Proposed Methodology
The authors propose leveraging the multiple-gradient descent algorithm (MGDA) to navigate the multi-objective landscape. MGDA uses the Karush-Kuhn-Tucker (KKT) conditions to converge on points that are either Pareto optimal or provide a mutually beneficial descent direction across tasks. Recognizing the computational intensity of MGDA, especially in high-dimensional spaces typical of deep network parameters, the authors present a Frank-Wolfe-based optimizer to address these scale challenges.

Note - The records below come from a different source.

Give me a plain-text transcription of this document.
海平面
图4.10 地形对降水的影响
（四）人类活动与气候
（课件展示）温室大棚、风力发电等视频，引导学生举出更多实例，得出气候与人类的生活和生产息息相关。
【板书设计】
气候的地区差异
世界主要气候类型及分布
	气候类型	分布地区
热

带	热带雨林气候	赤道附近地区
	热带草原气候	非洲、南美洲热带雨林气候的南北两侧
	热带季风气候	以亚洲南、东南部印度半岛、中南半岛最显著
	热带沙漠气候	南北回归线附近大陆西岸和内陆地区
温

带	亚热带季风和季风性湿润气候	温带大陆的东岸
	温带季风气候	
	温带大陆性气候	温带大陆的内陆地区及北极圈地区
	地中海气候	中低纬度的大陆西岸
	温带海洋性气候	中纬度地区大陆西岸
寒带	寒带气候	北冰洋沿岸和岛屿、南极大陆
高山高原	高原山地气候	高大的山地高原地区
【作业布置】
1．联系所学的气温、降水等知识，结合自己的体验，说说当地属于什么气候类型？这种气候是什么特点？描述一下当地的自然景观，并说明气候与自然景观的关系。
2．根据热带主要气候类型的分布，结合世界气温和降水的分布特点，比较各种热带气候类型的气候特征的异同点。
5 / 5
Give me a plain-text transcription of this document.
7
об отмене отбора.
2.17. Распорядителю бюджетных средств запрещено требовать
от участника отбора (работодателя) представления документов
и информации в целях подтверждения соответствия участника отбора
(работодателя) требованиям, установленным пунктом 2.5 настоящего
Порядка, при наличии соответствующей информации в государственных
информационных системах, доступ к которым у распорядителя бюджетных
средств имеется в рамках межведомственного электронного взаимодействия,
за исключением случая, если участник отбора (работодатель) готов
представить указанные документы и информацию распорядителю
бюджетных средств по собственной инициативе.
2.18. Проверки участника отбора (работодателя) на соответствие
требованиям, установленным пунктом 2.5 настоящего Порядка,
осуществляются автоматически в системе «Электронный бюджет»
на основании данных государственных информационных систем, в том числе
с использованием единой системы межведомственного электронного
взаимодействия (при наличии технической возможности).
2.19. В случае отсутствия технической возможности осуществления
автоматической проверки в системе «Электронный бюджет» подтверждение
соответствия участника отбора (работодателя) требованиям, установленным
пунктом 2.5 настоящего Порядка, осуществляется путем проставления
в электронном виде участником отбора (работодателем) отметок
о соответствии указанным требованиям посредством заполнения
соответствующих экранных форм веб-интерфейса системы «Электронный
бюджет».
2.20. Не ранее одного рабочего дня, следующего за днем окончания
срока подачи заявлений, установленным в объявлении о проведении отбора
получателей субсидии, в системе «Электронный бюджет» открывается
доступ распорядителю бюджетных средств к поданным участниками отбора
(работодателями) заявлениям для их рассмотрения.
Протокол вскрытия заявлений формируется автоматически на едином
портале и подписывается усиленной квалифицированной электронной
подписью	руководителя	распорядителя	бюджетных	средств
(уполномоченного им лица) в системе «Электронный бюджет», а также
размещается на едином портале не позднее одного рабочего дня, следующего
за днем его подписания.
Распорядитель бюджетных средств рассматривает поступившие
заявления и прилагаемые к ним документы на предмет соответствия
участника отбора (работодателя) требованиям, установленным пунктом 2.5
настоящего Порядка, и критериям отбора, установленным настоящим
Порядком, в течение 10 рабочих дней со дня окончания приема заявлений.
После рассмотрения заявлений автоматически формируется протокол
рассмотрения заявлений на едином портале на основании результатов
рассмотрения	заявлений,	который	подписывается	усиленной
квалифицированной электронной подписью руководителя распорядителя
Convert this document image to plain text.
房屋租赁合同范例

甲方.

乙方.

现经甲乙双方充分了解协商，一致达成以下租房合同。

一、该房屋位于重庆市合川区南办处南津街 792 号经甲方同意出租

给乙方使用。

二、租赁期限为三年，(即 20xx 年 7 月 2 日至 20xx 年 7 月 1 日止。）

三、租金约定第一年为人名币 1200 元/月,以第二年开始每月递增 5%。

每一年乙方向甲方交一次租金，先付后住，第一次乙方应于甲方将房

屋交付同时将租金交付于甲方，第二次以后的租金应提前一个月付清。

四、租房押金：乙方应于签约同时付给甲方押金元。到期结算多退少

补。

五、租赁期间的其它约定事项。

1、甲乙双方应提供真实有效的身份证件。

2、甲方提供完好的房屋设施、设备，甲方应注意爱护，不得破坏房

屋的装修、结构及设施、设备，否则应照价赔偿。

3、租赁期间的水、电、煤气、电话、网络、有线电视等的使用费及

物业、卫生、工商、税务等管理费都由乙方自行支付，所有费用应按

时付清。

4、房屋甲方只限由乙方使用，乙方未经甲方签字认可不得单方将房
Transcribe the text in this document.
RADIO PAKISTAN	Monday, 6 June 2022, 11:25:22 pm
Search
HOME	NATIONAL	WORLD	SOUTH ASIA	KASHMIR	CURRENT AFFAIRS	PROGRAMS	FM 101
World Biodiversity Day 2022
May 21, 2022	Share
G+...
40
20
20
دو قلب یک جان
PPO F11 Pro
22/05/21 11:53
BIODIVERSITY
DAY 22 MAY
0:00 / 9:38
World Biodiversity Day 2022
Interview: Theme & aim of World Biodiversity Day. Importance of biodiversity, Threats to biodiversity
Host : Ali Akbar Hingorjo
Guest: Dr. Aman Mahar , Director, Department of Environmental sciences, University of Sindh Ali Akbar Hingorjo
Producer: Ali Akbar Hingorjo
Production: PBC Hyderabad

To further enhance efficiency, the authors introduce an upper-bound approximation of the gradient norm for encoder-decoder architectures prevalent in deep networks. This approximation facilitates the computation of task-specific gradients through a singular backward pass, substantially reducing the computational overhead. The theoretical underpinning assures that this approach yields a Pareto optimal solution, contingent on the non-singularity of certain Jacobian matrices, which is a realistic assumption in practice.
Experiments
The empirical performance of the proposed method was demonstrated across three experimental setups:
- MultiMNIST: An adaptation of the MNIST dataset for MTL, highlighting the method's ability to evenly distribute model capacity between two conflicting digit classification tasks. The proposed method matched the single-task baseline performance, outperforming static or heuristic-based scaling strategies.
- Multi-Label Classification on CelebA: This setting involved treating each face attribute as a separate task, resulting in a 40-task MTL problem. The proposed methodology not only improved average multi-label classification accuracy but also performed consistently well across individual tasks compared to traditional uniform scaling.
- Scene Understanding with Cityscapes: Addressing three distinct tasks (semantic segmentation, instance segmentation, and depth estimation) in a singular framework, the method surpassed single-task performances, indicating beneficial task interactions.
Conclusions and Implications
The research provides a compelling argument for viewing MTL through the lens of multi-objective optimization, offering a pathway to embrace the inherent conflicts of multi-task settings rather than sidestepping them through simplistic aggregations. The approach promises a more robust framework for developing high-capacity models that cater to multiple objectives simultaneously, aligning with the growing trend towards comprehensive AI systems capable of solving a wide array of tasks. Looking forward, this framework will likely stimulate further research into multi-objective methods in MTL and find broader applications across domains that demand simultaneous optimization of competing objectives.
In conclusion, by redefining MTL as a multi-objective optimization problem, the authors lay a foundation for future developments in AI systems that need to efficiently balance trade-offs between multiple learning objectives.